Cox has Mystic Lake Derby in sights with improving T D Dance

Brad Cox has a lot of good 3-year-old dirt horses. Essential Quality won the Belmont Stakes, Mandaloun could eventually win the Kentucky Derby, and there are solid second- and third-tier players, too, like Fulsome, Warrant, and even Gagetown, who might be on the Iowa Derby trail. Three-year-old turf horses? Cox has those, too, and T D Dance looks like a snug fit in the $150,000 Mystic Lake Derby, featured race on a stakes-packed Canterbury Park card Wednesday evening.
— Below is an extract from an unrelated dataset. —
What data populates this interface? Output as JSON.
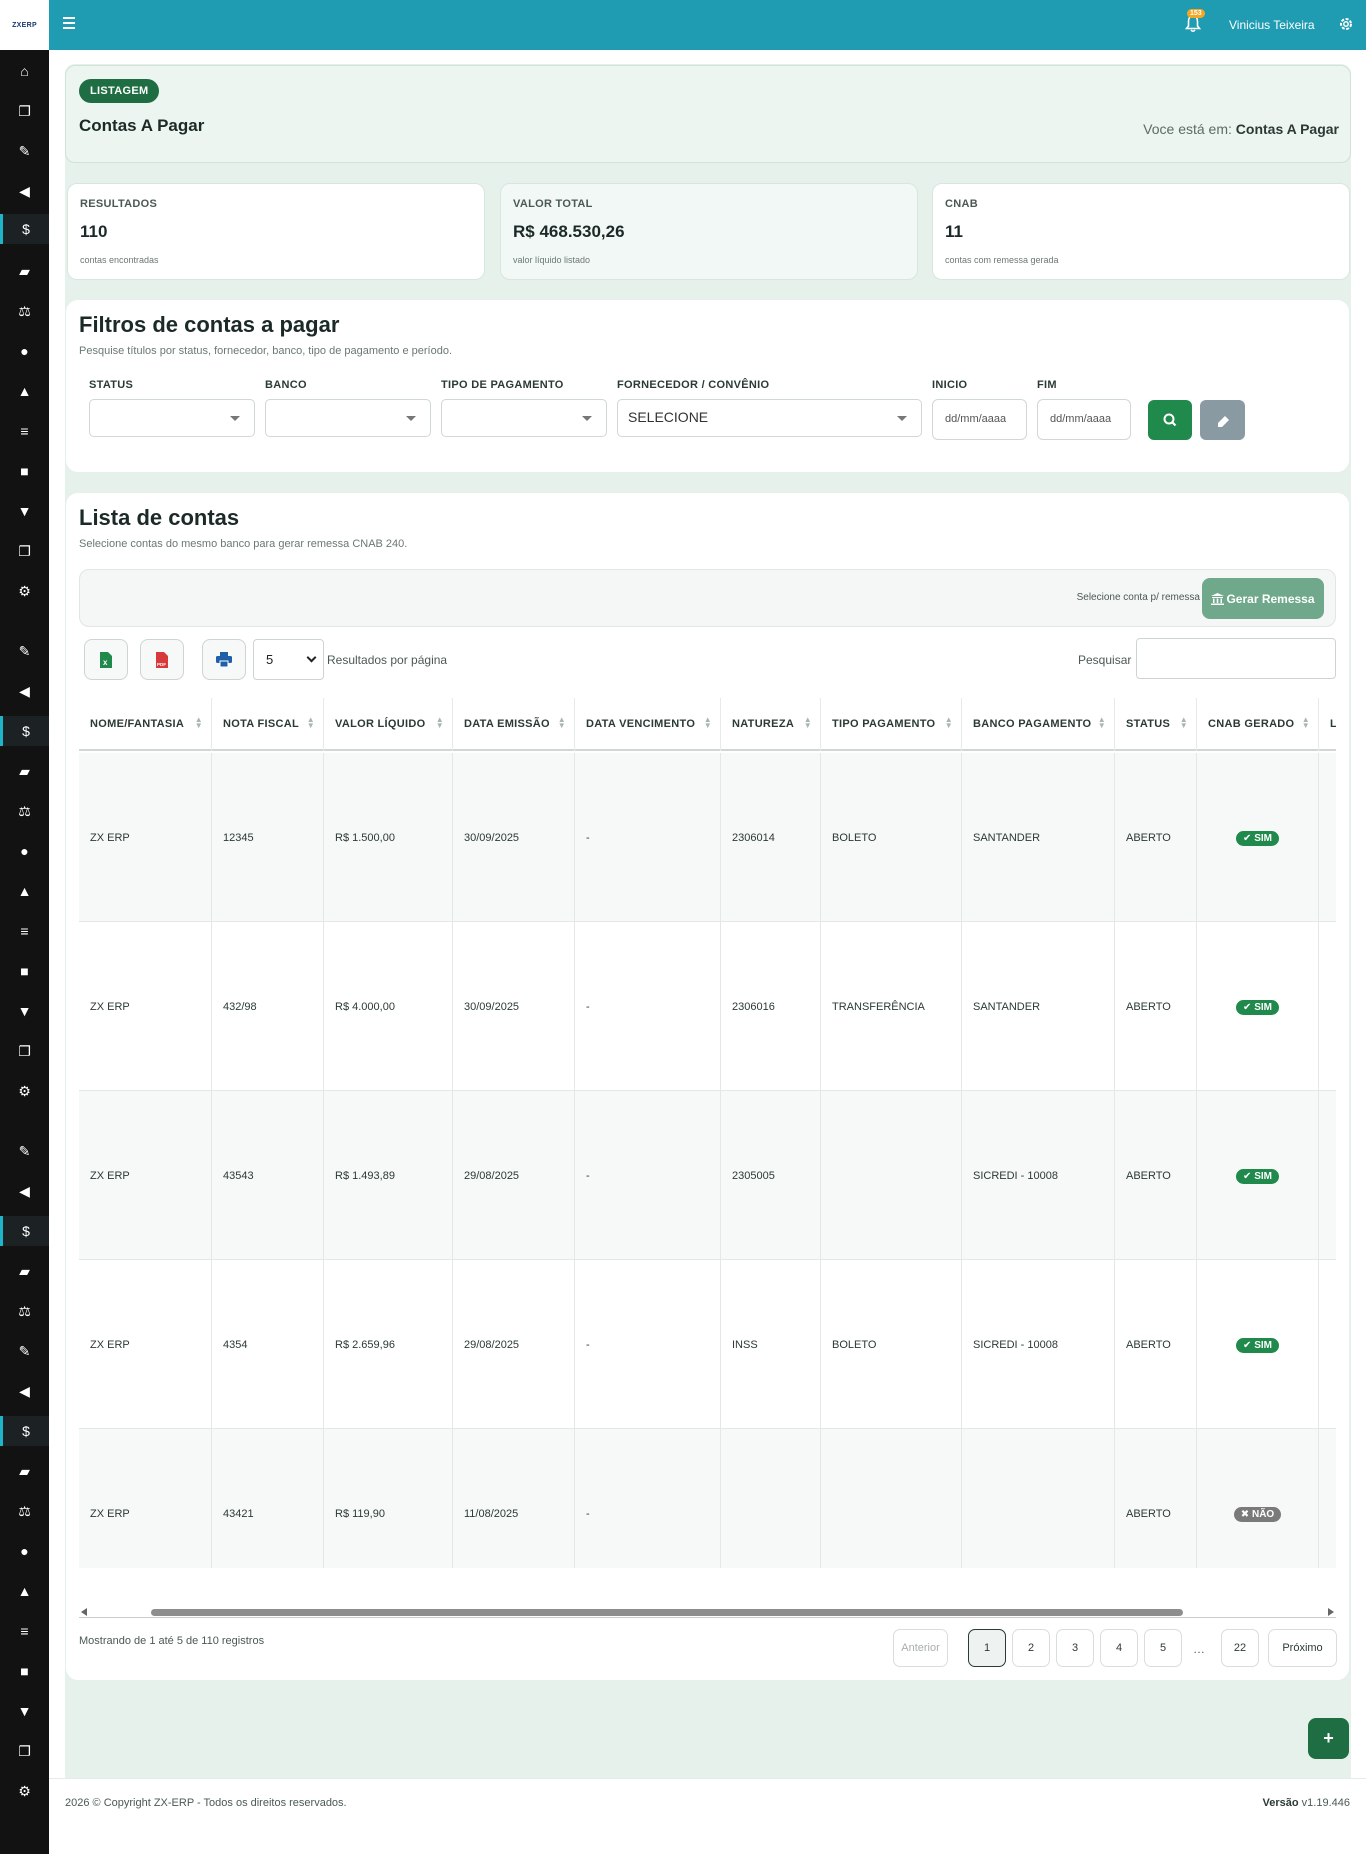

The Mystic Lake Derby is one of five open stakes races, all on turf and all with six-figure purses, on Canterbury’s biggest program of the season. The 10-race card also includes a lesser stallion-auction stakes, which isn’t bad in its own right, and begins at 5:10 Central. The stakes action starts in race 3, with the Curtis Sampson Oaks, and runs through the one-mile Mystic Lake Derby, race 8. The grass course should be firm, with sunny skies and a high of 90 degrees forecast Wednesday afternoon. The temporary turf rail is down for this card, and when up has created a speed-biased grass course, and even with races run at the “true” turf position, forwardly placed runners can have an edge.
T D Dance won’t be in front early, but if he merely holds his form, he should have the lead at the wire, and this colt might still have more improvement to find this summer. By the underrated grass sire Can the Man, T D Dance won his debut last year at age 2 over the Indiana Grand turf course, lost a couple races, but comes into the Mystic Lake Derby on a two-race winning streak. In his first race this season, the Black Gold Stakes at Fair Grounds, T D Dance wasn’t entirely willing to settle off the early pace, and it showed in his even finish, but second time out he relaxed and came home strongly, winning an allowance race. In the $100,000 James W. Murphy Stakes at Pimlico, T D Dance continued building his budding professionalism, stalking a solid pace from fifth before showing off a very nice turn of foot that carried him to the lead and an easy victory.
Florent Geroux, named to ride three Cox runners in the Wednesday night stakes, only rode T D Dance in an off-turf race. From post 6 he should find his mount a suitable spot behind a lively tempo. T D Dance is listed at 5-2 on the track’s morning line, which would be fair value if offered at post time.
Ten others are entered, several with ample early speed, including stretchout sprinter Bodenheimer, who will need to leave the gate running from his far outside draw. Trainer Mike Maker, who has won two editions of the Mystic Lake Derby, has two entrants, with Chess’s Dream the shorter price but Shady McGee perhaps the more appealing play. Shady McGee, an overseas import, only won a $30,000 non-winners-of-two claimer last out but beat older horses while showing considerable improvement upon his only previous turf start for Maker. Chess’s Dream can be forgiven an off-turf defeat last out in the Penn Mile, but might have peaked earlier in the year.